Les dépenses des régions sont restées stables malgré la fusion entre régions de 2015

Finances locales

La DGCL a examiné les effets des regroupements de régions sur leurs dépenses, en tenant compte des transferts de compétences et des changements de contours institutionnels. Hors transports transférés et gestion des fonds européens, et en dépit de différences de nature, de rythme ou de trajectoire, les dépenses de fonctionnement sont semblables pour les régions en 2019 et en 2014.

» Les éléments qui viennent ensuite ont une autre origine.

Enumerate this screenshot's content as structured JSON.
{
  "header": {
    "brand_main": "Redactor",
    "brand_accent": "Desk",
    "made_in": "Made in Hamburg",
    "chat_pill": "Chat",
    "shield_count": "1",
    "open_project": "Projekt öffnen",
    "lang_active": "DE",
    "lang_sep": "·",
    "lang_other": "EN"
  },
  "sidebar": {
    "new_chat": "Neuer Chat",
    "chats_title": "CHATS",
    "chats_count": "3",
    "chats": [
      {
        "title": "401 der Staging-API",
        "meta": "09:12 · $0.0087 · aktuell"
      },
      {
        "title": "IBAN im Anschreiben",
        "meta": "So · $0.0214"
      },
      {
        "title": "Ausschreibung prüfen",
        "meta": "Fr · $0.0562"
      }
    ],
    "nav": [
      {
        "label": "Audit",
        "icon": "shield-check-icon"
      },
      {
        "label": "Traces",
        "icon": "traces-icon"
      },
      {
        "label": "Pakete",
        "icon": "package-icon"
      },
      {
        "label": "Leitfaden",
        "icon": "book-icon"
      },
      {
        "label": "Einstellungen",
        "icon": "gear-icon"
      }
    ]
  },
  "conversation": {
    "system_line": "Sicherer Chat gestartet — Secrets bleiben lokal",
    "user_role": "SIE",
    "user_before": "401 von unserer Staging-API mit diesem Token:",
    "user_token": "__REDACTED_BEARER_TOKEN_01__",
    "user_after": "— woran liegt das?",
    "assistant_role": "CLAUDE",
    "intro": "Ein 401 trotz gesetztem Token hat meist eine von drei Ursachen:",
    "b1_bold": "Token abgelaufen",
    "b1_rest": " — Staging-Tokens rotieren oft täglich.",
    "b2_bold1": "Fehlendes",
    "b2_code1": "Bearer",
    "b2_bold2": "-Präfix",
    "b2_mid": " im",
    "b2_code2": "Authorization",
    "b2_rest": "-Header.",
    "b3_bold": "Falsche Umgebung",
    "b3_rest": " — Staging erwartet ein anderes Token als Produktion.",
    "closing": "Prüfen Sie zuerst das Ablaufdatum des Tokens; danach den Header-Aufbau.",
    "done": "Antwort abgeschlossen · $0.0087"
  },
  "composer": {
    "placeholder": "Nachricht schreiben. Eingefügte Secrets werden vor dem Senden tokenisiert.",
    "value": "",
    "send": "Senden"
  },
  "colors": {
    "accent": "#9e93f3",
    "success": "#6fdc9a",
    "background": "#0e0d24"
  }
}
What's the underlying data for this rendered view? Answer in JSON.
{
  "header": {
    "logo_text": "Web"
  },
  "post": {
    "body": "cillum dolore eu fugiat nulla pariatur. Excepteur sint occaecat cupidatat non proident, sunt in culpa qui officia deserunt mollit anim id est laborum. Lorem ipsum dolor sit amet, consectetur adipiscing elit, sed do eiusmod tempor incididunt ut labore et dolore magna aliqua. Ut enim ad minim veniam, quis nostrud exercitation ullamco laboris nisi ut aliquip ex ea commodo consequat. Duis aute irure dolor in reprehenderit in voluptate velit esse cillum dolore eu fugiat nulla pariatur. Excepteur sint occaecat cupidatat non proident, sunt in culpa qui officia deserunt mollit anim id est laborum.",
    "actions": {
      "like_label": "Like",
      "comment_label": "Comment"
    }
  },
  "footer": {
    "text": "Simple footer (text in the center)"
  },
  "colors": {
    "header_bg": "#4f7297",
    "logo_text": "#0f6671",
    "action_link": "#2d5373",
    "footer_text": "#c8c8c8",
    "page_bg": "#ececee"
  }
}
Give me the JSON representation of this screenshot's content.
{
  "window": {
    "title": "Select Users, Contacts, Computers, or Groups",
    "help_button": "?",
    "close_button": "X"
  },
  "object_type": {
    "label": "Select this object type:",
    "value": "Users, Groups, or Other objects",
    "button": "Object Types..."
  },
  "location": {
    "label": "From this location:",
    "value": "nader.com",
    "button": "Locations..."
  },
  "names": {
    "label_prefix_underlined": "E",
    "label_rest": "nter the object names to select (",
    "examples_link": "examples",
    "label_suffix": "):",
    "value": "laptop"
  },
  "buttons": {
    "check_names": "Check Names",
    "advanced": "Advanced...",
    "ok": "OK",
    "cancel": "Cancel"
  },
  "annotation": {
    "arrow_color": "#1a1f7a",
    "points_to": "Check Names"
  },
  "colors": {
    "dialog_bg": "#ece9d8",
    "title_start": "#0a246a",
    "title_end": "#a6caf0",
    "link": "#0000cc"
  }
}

La réforme des régions de 2015 a globalement peu influencé le niveau de dépenses de ces collectivités en quatre ans, qu’elles constituent une région fusionnée ou que leurs contours soient inchangés, selon le Bulletin d’information statistique de la DGCL de février 2021 qui analyse la période 2015-2019. Toutefois, le type, le rythme et l’évolution des dépenses montrent certaines variations entre les deux groupes, en particulier pour les dépenses de fonctionnement : les frais de personnel et les charges financières des régions fusionnées ont progressé plus lentement que dans les autres régions (hors dépenses de transport transférées des départements et hors gestion des fonds européens). Quant aux achats, charges externes et subventions versées, ils ont augmenté plus vite en 2019 pour les régions fusionnées. Les dépenses totales de fonctionnement, des régions fusionnées ou des autres régions, se trouvent donc au même niveau qu’en 2015. Mais en y intégrant les dépenses liées à certaines compétences transport, transférées par les départements, et celles relatives à la gestion des fonds européens, les dépenses de fonctionnement ont augmenté beaucoup plus vite dans les régions fusionnées que dans les régions inchangées : + 20 % contre + 12 %.

En quatre ans, pour les deux groupes, les indicateurs d’endettement sont proches : l’encours de la dette a augmenté de près de 15 % entre 2015 et 2019, et le délai de désendettement (nombre d’années nécessaires pour rembourser la dette en utilisant l’intégralité de l’épargne brute) se situe autour de 4,2 ans. Malgré les décisions différentes prises par certaines grandes régions, qui conduisent à deux trajectoires très différentes, le résultat est quasiment identique. Soit, pour les régions fusionnées, une réduction de leurs emprunts dès 2017, puis une augmentation modérée de la dette et, pour les autres régions, une nette augmentation de l’endettement de 2015 à 2018, suivie d’une baisse brutale en 2019, année correspondant à des emprunts très réduits et à des remboursements de dette accrus.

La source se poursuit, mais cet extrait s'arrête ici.